With just a few clicks of the mouse, I can annotate documents based on my curated taxonomies, inspect both the inline tagging and the document-level classification, enrich the metadata of my taxonomy to improve tagger performance through specific tagging-related rules, change my taxonomy design to reflect my new understanding of the content, and then run the entire process again, in a matter of minutes.
”And all through this process, no requests for data science or engineering support, no black-box algorithms I can’t understand, no time delays while I wait for model retraining or new human labelling cycles. I am alone behind the wheel, and I am loving the ride.
Across this process, I can rely on the easy reporting interface of Graphite Knowledge Studio to report on annotations quality. The reporting interface tracks multiple measures of human-to-machine accordance:
- Raw counts: True positives, False positives, False negatives
- Calculated metrics: Precision, Recall, F1 score (harmonic mean of precision and recall), Jaccard index (true positives as a percentage of all annotation results)
Using these metrics, I can measure progress in narrowing the gap between machine reading and human understanding of the content. These reporting metrics are my road signs – keeping me moving in the right direction so I can arrive at my destination.
Graphite Knowledge Studio Reporting Interface
And while I’m having all this fun, whizzing between my scheme concepts and annotations and reporting and back to taxonomy metadata and design, I am actually paving the road for further insight.
Because Graphite Knowledge Studio stores all content annotations as triples in an RDF database powered by Ontotext’s GraphDB technology, each action taken by the human-in-the-loop enrichens the enterprise knowledge graph for further business value. This allows for data visualization for better content understanding and exploration, graph-driven business analytics, and similarity matching algorithms to power recommendations for further insight.
Simple visualizations can be configured in the UI, with no coding required. Simply select the concept, property, document, project, or corpus you’d like to explore, and voila, a dynamic visualization appears.

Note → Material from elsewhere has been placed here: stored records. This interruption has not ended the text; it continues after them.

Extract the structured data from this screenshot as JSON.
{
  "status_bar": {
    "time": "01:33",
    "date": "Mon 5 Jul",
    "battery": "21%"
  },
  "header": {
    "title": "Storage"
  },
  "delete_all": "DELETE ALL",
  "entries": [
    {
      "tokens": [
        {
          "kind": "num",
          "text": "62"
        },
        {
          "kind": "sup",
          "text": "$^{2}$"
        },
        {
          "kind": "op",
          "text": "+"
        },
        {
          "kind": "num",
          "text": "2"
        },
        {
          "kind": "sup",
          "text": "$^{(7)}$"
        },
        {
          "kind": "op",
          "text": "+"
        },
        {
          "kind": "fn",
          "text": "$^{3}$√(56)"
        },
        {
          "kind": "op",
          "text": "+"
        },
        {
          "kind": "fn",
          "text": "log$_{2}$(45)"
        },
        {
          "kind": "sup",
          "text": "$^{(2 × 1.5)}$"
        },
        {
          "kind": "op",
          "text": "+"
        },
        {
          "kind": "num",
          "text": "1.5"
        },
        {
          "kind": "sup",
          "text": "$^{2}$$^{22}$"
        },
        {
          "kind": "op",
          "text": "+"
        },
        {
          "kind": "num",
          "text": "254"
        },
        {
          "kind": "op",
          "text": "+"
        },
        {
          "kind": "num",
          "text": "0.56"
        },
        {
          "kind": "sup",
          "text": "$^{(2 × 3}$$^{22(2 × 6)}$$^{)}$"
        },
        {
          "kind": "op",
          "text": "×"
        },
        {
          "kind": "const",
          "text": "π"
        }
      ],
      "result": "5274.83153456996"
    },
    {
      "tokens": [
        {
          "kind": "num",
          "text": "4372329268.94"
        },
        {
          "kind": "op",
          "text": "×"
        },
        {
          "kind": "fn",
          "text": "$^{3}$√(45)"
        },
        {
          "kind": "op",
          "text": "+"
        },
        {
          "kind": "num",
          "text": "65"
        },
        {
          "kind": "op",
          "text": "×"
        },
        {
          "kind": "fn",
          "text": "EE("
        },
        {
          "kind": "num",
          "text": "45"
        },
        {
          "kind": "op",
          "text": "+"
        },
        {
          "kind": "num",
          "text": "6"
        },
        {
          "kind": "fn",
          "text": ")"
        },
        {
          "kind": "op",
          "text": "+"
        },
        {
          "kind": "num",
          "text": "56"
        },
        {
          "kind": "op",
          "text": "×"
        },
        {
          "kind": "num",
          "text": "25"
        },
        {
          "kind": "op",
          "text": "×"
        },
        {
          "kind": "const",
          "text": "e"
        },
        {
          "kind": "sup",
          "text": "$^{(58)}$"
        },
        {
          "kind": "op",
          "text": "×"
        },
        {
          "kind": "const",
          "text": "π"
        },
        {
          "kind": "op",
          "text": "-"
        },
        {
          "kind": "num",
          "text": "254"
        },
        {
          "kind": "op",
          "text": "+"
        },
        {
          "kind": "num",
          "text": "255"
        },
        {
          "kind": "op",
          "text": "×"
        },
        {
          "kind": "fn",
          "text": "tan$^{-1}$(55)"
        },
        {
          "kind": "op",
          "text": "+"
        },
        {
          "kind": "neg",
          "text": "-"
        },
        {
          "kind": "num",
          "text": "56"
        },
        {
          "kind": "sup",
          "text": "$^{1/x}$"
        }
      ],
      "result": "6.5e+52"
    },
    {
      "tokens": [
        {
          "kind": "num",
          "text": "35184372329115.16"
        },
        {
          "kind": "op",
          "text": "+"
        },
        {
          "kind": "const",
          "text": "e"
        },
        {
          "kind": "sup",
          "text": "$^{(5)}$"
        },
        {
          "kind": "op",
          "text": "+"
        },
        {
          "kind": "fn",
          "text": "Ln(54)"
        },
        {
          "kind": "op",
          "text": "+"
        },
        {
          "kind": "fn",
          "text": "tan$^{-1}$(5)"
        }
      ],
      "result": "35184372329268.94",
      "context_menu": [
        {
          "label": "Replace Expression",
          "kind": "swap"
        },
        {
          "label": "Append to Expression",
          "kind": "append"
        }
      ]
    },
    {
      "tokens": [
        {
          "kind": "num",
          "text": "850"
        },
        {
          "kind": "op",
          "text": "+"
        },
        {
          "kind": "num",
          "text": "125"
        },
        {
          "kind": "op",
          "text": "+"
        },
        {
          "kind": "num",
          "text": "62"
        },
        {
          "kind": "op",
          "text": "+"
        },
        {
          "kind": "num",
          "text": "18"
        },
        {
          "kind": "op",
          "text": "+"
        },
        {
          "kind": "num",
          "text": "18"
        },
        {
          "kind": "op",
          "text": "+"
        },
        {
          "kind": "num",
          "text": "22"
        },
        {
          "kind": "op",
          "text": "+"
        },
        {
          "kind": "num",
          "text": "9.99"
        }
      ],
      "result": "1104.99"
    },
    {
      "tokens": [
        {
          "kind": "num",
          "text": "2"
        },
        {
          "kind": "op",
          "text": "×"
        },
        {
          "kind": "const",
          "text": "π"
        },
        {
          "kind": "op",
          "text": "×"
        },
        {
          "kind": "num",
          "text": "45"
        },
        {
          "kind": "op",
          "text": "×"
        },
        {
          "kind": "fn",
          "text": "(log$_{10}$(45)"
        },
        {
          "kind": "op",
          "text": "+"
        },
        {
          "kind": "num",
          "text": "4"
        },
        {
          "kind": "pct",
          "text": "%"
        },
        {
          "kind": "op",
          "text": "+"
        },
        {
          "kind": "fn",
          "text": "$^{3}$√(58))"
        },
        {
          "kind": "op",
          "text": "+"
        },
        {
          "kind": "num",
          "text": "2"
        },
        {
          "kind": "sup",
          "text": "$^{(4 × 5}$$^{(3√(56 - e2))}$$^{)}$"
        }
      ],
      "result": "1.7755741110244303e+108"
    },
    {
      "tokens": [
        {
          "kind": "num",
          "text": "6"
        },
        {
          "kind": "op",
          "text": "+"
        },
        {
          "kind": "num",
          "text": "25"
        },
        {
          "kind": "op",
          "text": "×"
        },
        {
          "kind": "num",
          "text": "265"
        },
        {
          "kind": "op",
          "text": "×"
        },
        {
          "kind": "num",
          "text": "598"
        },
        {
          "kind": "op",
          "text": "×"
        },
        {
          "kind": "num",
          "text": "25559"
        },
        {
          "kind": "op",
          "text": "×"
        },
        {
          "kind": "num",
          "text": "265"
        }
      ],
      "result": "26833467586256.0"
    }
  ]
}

A wider range of data visualization can be tailored to specific questions or needs with simple SPARQL queries. Further refinement of these queries is simple even for those not well-versed in SPARQL, and exploration of the data requires no coding skills at all.
Visualization of skills required for specific jobs, based on annotations of collected job descriptions
In the same way, similarity mapping can be defined through SPARQL queries, but then updated and applied through a simple UI by the taxonomist or ontologist. Recommendations powered by this similarity mapping then appear in the Graphite Knowledge Studio interface for easy review and validation.